Almost surprised, of course, because it’s Ghibli, which means it follows an aesthetic logic that transcends traditional storytelling rules.

The story is about an orphan girl, Anna, who is sent out to the country to live with some friends of her foster mother, because she has asthma and that’s what doctors did to kids with asthma long ago: Sent them other places.

She’s an irritable, moody girl, self-involved and prickly. Not like Spirited Away’s Chihiro, really, who was just kind of a brat, but more feeling like life is kicking her when she’s down—something we might be willing to grant an asthmatic orphan. While unable to make friends at school, or perhaps more accurately, she’s unwilling to make friends and more likely to alienate the ones who try to befriend her, she finds an instant fast friend in the form of Marnie, a beautiful blonde girl who lives in the mansion across the marsh.

Now, I’ve been around the block a few times, cinematically speaking, and I can honestly say, I had pretty much resolved the entire plot in my head within the first 15-20 minutes. And yet despite that the measured plot reveal was just so, enough to genuinely move me by the end of the film. Perhaps because the details, which are really unknowable early on, end up being rich and deep when they’re finally revealed.

It’s based on an English book by Joan Robinson, but if it’s like any of their other adaptations, it probably bears resemblance only in tone and atmosphere, with very broad story points hit.

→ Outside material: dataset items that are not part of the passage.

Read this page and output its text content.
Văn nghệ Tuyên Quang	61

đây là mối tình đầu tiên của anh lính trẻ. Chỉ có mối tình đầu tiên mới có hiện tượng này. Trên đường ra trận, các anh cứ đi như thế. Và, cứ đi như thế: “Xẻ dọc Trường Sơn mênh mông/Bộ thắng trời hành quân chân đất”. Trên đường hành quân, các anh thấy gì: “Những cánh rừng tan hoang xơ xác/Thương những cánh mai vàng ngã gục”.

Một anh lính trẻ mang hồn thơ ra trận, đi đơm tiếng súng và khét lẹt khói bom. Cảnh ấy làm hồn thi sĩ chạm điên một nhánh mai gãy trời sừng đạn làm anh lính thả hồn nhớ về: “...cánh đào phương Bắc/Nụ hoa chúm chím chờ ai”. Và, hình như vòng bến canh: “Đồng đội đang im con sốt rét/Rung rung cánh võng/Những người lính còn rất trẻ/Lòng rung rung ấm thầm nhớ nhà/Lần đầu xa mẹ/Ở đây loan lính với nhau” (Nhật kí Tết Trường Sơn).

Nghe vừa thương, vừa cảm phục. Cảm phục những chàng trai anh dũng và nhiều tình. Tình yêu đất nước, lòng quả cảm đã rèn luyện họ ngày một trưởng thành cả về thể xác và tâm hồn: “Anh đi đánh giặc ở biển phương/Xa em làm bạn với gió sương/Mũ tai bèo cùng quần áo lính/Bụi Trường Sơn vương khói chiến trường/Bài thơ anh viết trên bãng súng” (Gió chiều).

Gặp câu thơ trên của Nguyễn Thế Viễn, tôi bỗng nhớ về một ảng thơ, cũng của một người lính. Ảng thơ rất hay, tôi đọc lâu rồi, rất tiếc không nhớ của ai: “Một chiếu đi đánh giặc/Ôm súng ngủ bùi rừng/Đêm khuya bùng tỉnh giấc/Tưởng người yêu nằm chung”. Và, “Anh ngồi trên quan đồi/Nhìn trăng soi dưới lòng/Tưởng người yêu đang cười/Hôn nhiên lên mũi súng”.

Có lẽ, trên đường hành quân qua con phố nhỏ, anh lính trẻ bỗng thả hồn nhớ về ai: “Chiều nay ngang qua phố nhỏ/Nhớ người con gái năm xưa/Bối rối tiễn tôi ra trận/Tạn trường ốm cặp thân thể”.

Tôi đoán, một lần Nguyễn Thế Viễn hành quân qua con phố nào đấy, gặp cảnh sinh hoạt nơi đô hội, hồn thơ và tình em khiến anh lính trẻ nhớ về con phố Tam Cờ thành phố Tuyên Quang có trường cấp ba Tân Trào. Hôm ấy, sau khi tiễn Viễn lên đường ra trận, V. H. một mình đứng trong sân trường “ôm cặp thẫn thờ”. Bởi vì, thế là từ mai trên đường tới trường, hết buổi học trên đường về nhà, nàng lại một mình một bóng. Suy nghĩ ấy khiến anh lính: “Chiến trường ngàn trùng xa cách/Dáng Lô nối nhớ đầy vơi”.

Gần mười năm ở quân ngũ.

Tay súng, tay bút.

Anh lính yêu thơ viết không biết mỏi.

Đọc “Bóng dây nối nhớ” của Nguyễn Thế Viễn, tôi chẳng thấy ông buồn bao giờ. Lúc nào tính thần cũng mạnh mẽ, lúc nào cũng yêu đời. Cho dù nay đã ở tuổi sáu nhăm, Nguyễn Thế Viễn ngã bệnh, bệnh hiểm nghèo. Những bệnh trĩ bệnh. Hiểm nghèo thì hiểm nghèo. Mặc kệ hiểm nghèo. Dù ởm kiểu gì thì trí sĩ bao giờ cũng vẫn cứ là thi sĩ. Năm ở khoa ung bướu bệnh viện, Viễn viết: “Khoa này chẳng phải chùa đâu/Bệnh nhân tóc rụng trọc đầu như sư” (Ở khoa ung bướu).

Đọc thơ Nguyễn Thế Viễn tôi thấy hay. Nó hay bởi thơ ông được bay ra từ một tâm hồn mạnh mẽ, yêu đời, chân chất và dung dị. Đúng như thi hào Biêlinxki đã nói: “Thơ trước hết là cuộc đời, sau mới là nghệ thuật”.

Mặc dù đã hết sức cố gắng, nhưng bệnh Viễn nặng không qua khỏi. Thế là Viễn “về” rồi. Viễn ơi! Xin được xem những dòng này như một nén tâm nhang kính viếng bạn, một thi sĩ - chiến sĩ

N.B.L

I could see being annoyed if you were a fan of the book, but I actually think I prefer that to “Well, here’s an adaptation that’s only going to screw up the most imporant points.” Or, especially, “Well, this is based on the world the author created, only with more explosions.” (*kaff*Peter Jackson*kaff*)

The Boy really liked it. The Flower loved it, though she wants to see it again dubbed (we saw it subtitled) because she wants to look more at the artistry of it. It’s funny, but to my eye, the Ghibli stuff gets prettier and more sophisticated each time out in terms of background and general movements, while maintaining the traditional half-animation for the characters.

Part ghost story, part love story, part tragedy, Yonnebayashi has done a truly fine job and given Ghibli a good closing note, if this truly is to be their last film.